Research & Papers

Split-Merge Dynamics for Shapley-Fair Coalition Formation

New control-theoretic framework uses Shapley values to trigger splits and merges, proving finite-time convergence.

Deep Dive

Researchers Quanyan Zhu and Zhengye Han have published a novel paper, 'Split-Merge Dynamics for Shapley-Fair Coalition Formation,' introducing a control-theoretic framework that models how groups of agents dynamically form teams. The core innovation is a mechanism where two distinct economic forces—individual fairness and collective efficiency—drive the system. The framework uses specific triggers: a coalition splits when a member's Shapley value becomes negative (indicating they are responsible for inefficiency), and coalitions merge only when doing so creates a strict surplus, a condition known as superadditivity. This creates a self-correcting system that continuously rebalances fairness and performance.

The authors provide rigorous mathematical proof that this dynamic process converges in finite time to a stable state they term a Shapley-Fair and Merge-Stable (SFMS) partition. They achieve this by constructing a vector Lyapunov function, a tool from control theory, to track the system's aggregate fairness deficits and total surplus, applying a discrete-time LaSalle invariance principle. This convergence guarantee is a significant theoretical advance over static equilibrium models. The paper includes a numerical case study on a 10-player game, demonstrating the algorithm's practical ability to resolve fairness tensions and reach optimal, stable configurations autonomously.
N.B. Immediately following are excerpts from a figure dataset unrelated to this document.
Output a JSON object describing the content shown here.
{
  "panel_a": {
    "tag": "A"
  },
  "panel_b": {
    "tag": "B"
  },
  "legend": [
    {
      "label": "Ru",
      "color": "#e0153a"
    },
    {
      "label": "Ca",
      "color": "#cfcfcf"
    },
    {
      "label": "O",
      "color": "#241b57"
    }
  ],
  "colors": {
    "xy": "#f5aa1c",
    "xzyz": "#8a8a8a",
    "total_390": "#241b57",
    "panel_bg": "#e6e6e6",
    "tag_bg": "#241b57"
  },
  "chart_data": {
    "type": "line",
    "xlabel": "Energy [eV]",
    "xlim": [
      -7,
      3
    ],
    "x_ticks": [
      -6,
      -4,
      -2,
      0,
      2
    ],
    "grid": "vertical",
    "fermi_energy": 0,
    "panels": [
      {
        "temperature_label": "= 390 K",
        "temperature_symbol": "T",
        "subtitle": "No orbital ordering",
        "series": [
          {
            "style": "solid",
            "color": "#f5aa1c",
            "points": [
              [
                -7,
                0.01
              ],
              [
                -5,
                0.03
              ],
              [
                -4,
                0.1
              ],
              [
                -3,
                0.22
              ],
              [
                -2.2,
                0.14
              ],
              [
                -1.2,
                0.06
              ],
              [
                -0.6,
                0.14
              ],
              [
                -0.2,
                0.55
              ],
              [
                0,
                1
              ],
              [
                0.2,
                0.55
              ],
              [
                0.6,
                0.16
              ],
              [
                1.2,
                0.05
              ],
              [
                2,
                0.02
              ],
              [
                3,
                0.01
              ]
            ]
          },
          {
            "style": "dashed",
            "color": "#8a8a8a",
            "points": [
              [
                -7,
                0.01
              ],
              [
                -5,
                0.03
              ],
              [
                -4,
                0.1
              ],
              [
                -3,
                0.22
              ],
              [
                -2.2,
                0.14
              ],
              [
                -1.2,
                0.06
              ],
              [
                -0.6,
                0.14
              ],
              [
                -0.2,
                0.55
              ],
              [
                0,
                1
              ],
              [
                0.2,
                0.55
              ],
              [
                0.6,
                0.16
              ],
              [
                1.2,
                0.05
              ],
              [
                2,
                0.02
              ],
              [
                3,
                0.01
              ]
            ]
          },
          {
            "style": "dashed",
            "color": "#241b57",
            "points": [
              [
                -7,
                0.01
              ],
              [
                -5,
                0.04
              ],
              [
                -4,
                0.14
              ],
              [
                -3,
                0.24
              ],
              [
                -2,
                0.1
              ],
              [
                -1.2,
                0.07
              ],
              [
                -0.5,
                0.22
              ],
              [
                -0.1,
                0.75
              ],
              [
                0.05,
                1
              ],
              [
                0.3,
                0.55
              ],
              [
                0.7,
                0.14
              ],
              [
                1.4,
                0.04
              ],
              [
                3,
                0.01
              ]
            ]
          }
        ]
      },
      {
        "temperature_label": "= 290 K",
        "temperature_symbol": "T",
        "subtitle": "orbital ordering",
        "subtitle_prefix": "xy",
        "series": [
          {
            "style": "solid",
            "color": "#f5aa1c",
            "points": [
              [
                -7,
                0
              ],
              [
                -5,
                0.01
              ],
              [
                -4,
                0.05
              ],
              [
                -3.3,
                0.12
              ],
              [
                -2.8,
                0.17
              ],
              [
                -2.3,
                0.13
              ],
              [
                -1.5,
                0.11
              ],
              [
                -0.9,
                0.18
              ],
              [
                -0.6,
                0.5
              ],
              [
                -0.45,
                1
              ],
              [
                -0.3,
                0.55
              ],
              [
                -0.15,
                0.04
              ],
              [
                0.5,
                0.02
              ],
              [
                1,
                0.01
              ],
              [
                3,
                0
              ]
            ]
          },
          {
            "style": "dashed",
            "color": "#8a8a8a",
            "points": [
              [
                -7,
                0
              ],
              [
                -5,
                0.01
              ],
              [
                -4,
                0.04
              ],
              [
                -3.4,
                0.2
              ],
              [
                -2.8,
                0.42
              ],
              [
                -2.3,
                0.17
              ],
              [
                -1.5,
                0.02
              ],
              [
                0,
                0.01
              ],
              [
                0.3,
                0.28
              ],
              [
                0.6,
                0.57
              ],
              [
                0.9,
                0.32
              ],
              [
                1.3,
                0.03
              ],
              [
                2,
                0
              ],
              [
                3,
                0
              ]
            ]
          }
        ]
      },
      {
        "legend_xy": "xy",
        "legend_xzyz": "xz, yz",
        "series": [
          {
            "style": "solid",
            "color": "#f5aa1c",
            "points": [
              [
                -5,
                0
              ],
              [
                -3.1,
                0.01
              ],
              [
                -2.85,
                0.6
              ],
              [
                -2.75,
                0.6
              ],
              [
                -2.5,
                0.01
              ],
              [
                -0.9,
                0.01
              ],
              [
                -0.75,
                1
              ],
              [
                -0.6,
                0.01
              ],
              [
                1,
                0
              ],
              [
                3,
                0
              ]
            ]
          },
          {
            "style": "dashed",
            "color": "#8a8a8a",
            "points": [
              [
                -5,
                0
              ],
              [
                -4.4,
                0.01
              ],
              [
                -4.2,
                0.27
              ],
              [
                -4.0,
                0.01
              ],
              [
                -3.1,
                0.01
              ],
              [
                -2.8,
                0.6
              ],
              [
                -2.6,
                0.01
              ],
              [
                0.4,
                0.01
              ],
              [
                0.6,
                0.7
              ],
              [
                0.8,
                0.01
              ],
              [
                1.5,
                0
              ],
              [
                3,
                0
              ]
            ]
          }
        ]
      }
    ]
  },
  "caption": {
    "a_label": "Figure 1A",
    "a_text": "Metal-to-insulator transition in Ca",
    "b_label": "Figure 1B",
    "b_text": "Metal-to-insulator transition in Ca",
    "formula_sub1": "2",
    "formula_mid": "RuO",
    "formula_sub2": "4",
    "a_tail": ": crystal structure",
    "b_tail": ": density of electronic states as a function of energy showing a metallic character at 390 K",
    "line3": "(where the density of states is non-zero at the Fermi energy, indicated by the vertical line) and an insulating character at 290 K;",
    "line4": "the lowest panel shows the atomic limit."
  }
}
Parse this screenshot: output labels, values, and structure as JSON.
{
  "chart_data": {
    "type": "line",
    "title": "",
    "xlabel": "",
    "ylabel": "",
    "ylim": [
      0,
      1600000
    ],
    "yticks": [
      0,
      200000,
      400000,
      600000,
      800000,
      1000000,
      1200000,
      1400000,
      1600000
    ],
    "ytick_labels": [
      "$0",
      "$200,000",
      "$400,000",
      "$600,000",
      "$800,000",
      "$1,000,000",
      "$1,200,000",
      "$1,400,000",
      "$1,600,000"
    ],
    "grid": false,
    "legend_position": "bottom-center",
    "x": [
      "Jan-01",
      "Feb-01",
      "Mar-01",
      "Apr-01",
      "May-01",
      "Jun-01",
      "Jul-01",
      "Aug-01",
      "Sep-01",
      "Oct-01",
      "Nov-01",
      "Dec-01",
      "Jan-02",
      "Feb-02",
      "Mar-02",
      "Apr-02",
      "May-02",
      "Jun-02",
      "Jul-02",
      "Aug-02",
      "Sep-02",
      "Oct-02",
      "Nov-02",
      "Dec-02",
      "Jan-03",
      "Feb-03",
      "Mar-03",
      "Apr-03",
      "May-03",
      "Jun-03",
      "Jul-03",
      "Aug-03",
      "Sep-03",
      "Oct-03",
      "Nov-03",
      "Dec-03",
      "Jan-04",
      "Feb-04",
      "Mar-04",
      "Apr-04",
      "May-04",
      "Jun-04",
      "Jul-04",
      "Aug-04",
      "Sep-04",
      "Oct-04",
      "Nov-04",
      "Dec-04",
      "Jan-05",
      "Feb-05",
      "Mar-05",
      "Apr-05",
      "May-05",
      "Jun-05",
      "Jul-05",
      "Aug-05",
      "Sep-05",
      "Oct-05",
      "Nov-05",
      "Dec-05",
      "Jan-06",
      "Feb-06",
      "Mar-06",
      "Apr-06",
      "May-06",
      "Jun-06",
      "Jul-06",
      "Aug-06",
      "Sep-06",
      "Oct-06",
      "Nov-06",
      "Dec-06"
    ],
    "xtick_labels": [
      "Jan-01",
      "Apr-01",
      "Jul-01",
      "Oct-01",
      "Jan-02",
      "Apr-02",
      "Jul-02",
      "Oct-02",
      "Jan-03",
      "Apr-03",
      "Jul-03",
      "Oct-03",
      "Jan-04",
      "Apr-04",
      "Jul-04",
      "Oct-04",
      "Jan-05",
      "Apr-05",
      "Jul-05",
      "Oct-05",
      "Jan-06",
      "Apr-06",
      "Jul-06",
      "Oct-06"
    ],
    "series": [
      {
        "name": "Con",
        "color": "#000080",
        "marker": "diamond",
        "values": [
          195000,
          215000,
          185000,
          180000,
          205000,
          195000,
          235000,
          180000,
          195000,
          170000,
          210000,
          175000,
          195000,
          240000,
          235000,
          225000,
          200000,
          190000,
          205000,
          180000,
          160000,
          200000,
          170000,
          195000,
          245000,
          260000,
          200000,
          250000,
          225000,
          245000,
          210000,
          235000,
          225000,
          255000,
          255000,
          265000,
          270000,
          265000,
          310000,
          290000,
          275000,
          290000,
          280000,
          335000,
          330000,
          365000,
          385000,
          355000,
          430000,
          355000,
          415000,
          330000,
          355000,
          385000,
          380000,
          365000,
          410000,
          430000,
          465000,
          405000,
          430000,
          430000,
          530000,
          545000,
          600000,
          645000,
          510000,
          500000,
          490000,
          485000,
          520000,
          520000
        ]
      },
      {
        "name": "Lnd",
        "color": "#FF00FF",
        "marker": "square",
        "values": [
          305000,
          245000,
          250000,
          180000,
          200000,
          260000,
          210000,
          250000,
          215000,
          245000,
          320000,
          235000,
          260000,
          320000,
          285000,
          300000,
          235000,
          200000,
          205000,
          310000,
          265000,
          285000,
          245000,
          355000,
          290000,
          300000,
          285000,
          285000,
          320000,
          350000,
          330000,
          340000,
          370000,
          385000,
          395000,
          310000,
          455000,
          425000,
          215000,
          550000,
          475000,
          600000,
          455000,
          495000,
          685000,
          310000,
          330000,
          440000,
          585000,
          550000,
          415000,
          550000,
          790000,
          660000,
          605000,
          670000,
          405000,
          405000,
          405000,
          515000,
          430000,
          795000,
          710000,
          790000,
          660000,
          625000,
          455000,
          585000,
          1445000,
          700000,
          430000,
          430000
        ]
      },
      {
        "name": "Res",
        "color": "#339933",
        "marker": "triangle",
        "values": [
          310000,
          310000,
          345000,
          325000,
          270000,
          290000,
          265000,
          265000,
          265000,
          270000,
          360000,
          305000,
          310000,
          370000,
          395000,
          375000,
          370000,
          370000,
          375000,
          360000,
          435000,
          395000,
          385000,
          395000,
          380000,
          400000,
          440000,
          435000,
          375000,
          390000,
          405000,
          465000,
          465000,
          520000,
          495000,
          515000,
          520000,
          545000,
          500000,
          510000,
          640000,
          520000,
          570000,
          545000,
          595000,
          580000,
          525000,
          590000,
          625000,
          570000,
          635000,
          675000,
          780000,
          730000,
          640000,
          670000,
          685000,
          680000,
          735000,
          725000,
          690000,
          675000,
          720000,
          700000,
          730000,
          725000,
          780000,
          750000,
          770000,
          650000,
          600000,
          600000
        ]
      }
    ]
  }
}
This work moves beyond traditional static game theory to provide a foundational model for endogenous, real-time coalition formation. It has direct applications for designing multi-agent AI systems where autonomous entities (like robots, software agents, or data contributors in federated learning) must collaborate. The framework ensures that as these systems evolve, teams are not only efficient but also fair to individual participants, preventing exploitation and promoting stable, long-term cooperation in complex, dynamic environments.

Key Points
  • Framework uses Shapley values as a fairness metric, triggering splits for negative values (agent-responsible inefficiency).
  • Proven finite-time convergence to Shapley-Fair and Merge-Stable (SFMS) partitions using a vector Lyapunov function.
  • Demonstrated on a 10-player game, providing a model for dynamic multi-agent AI systems and federated learning.

Why It Matters

Provides a mathematical blueprint for building fair, self-organizing multi-agent AI systems, crucial for robotics, federated learning, and automated negotiations.